To be absolutely fair during these evaluations, I find myself literally putting myself in the position of someone who has just scraped together a grand total of around two hundred flying hours and looking at scenarios through the eyes of someone who has never flown an actual instrument approach and has not been immersed in the culture of the operational professional pilot.
Interspersed with the initial skills tests are the revalidations of instrument ratings (which maintains the competency of the commercial or airline transport licences) and instructor renewals. This is where one can explore the more technical aspects of the various ratings and the theory that supports the processes that make up that particular operational environment.

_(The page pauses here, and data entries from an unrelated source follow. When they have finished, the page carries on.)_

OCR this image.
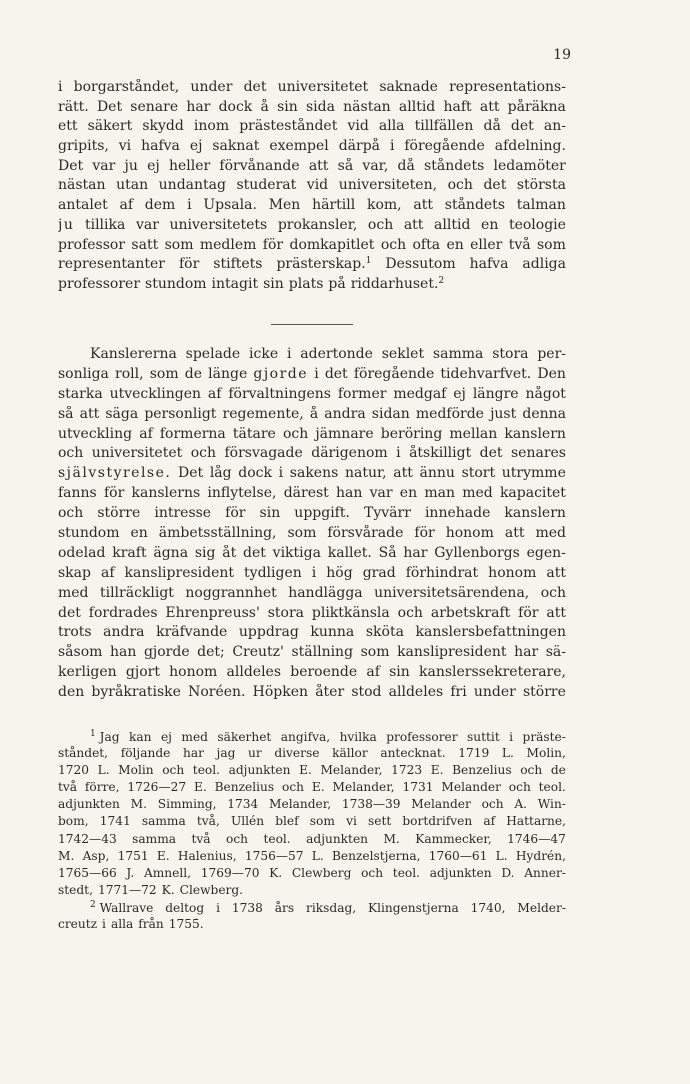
19
i borgarståndet, under det universitetet saknade representations-
rätt. Det senare har dock å sin sida nästan alltid haft att påräkna
ett säkert skydd inom prästeståndet vid alla tillfällen då det an-
gripits, vi hafva ej saknat exempel därpå i föregående afdelning.
Det var ju ej heller förvånande att så var, då ståndets ledamöter
nästan utan undantag studerat vid universiteten, och det största
antalet af dem i Upsala. Men härtill kom, att ståndets talman
ju tillika var universitetets prokansler, och att alltid en teologie
professor satt som medlem för domkapitlet och ofta en eller två som
representanter för stiftets prästerskap.$^1$ Dessutom hafva adliga
professorer stundom intagit sin plats på riddarhuset.$^2$
Kanslererna spelade icke i adertonde seklet samma stora per-
sonliga roll, som de länge gjorde i det föregående tidehvarfvet. Den
starka utvecklingen af förvaltningens former medgaf ej längre något
så att säga personligt regemente, å andra sidan medförde just denna
utveckling af formerna tätare och jämnare beröring mellan kanslern
och universitetet och försvagade därigenom i åtskilligt det senares
självstyrelse. Det låg dock i sakens natur, att ännu stort utrymme
fanns för kanslerns inflytelse, därest han var en man med kapacitet
och större intresse för sin uppgift. Tyvärr innehade kanslern
stundom en ämbetsställning, som försvårade för honom att med
odelad kraft ägna sig åt det viktiga kallet. Så har Gyllenborgs egen-
skap af kanslipresident tydligen i hög grad förhindrat honom att
med tillräckligt noggrannhet handlägga universitetsärendena, och
det fordrades Ehrenpreuss' stora pliktkänsla och arbetskraft för att
trots andra kräfvande uppdrag kunna sköta kanslersbefattningen
såsom han gjorde det; Creutz' ställning som kanslipresident har sä-
kerligen gjort honom alldeles beroende af sin kanslerssekreterare,
den byråkratiske Noréen. Höpken åter stod alldeles fri under större
$^1$ Jag kan ej med säkerhet angifva, hvilka professorer suttit i präste-
ståndet, följande har jag ur diverse källor antecknat. 1719 L. Molin,
1720 L. Molin och teol. adjunkten E. Melander, 1723 E. Benzelius och de
två förre, 1726—27 E. Benzelius och E. Melander, 1731 Melander och teol.
adjunkten M. Simming, 1734 Melander, 1738—39 Melander och A. Win-
bom, 1741 samma två, Ullén blef som vi sett bortdrifven af Hattarne,
1742—43 samma två och teol. adjunkten M. Kammecker, 1746—47
M. Asp, 1751 E. Halenius, 1756—57 L. Benzelstjerna, 1760—61 L. Hydrén,
1765—66 J. Amnell, 1769—70 K. Clewberg och teol. adjunkten D. Anner-
stedt, 1771—72 K. Clewberg.
$^2$ Wallrave deltog i 1738 års riksdag, Klingenstjerna 1740, Melder-
creutz i alla från 1755.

However, without the type rating complexities that accompany the normal airline-type environment, I feel there is something missing at this level. Having a look back at my development as an instructor and examiner, it is almost twenty-three years ago that I did my Grade One flight instructor upgrade and became a Designated Flight Examiner (DFE), which is where I get to wear an official Civil Aviation Authority (CAA) hat for a few hours while dealing with a nervous candidate.
To jump through this particular hoop, one has to have a nominated topic approved by Testing Standards at CAA, and this becomes the basis for one’s dissertation during the actual upgrade assessment. This is presented in front of an existing DFE and a representative from the CAA. The former is to assess the accuracy and level of the presentation, while the latter does the box-ticking exercise that the requirements of the CAA are appropriately met.
I have been involved on such ‘panels’ many times, and the most recent one I sat through was based on the high-altitude stall characteristics of Fly-By-Wire aircraft, using Air France 447 as a specific case study.
My contribution during my assessment, all those years ago, was much more down to earth, so to speak. At the time, I was fascinated with the absolute lack of any defined testing standards across all licences and ratings in South Africa. I duly produced around a thousand pages of ‘guidance’ material, using the Federal Aviation Administration (FAA) Practical Test Standards (PTS) as a basis. This detailed every single manoeuvre that is required to be demonstrated during all skills tests, from PPL through to ATP level, and what would constitute ‘satisfactory’ performance.
The then-DCA (Department of Civil Aviation – forerunner to our present CAA) gratefully accepted these weighty tomes from me, and promptly filed them in the back of a cupboard, never to see the light of day again.
My efforts were not in vain, as I make daily use of this information at my flight school, duly updated for the current syllabus. Students and instructors alike have access to the relevant PTS, and if one is totally honest with oneself (not a common event), one can reasonably de-brief oneself as to how well a particular training sortie or skills test went.
I have a well- documented process of lessening my expectations
Thus, as I find myself operating full-time in the basic training environment, I have a well- documented process of lessening my expectations.
Of course, if one actually reads the pre-amble on any of the Skills Test / Competency Check forms on the CAA website, there are very simplistic ‘tolerances’ for the examiner to use during such evaluations. However, if held to the absolute letter, I would say the highly capable autopilots found in all Airbus models would battle to ‘pass’ such scrutiny. There is a lot more to consider than elementary altitude or heading deviations…
I took the accompanying photo during one of my recent Instrument Rating evaluations. We should be maintaining 6400 feet altitude while intercepting the Instrument Landing System (ILS) at Lanseria. It is clear that the candidate has ‘nailed’ the Localiser, while waiting for the Glide Slope intercept. We are however, around forty feet low…
Satisfactory? We wouldn’t know without defined expectations.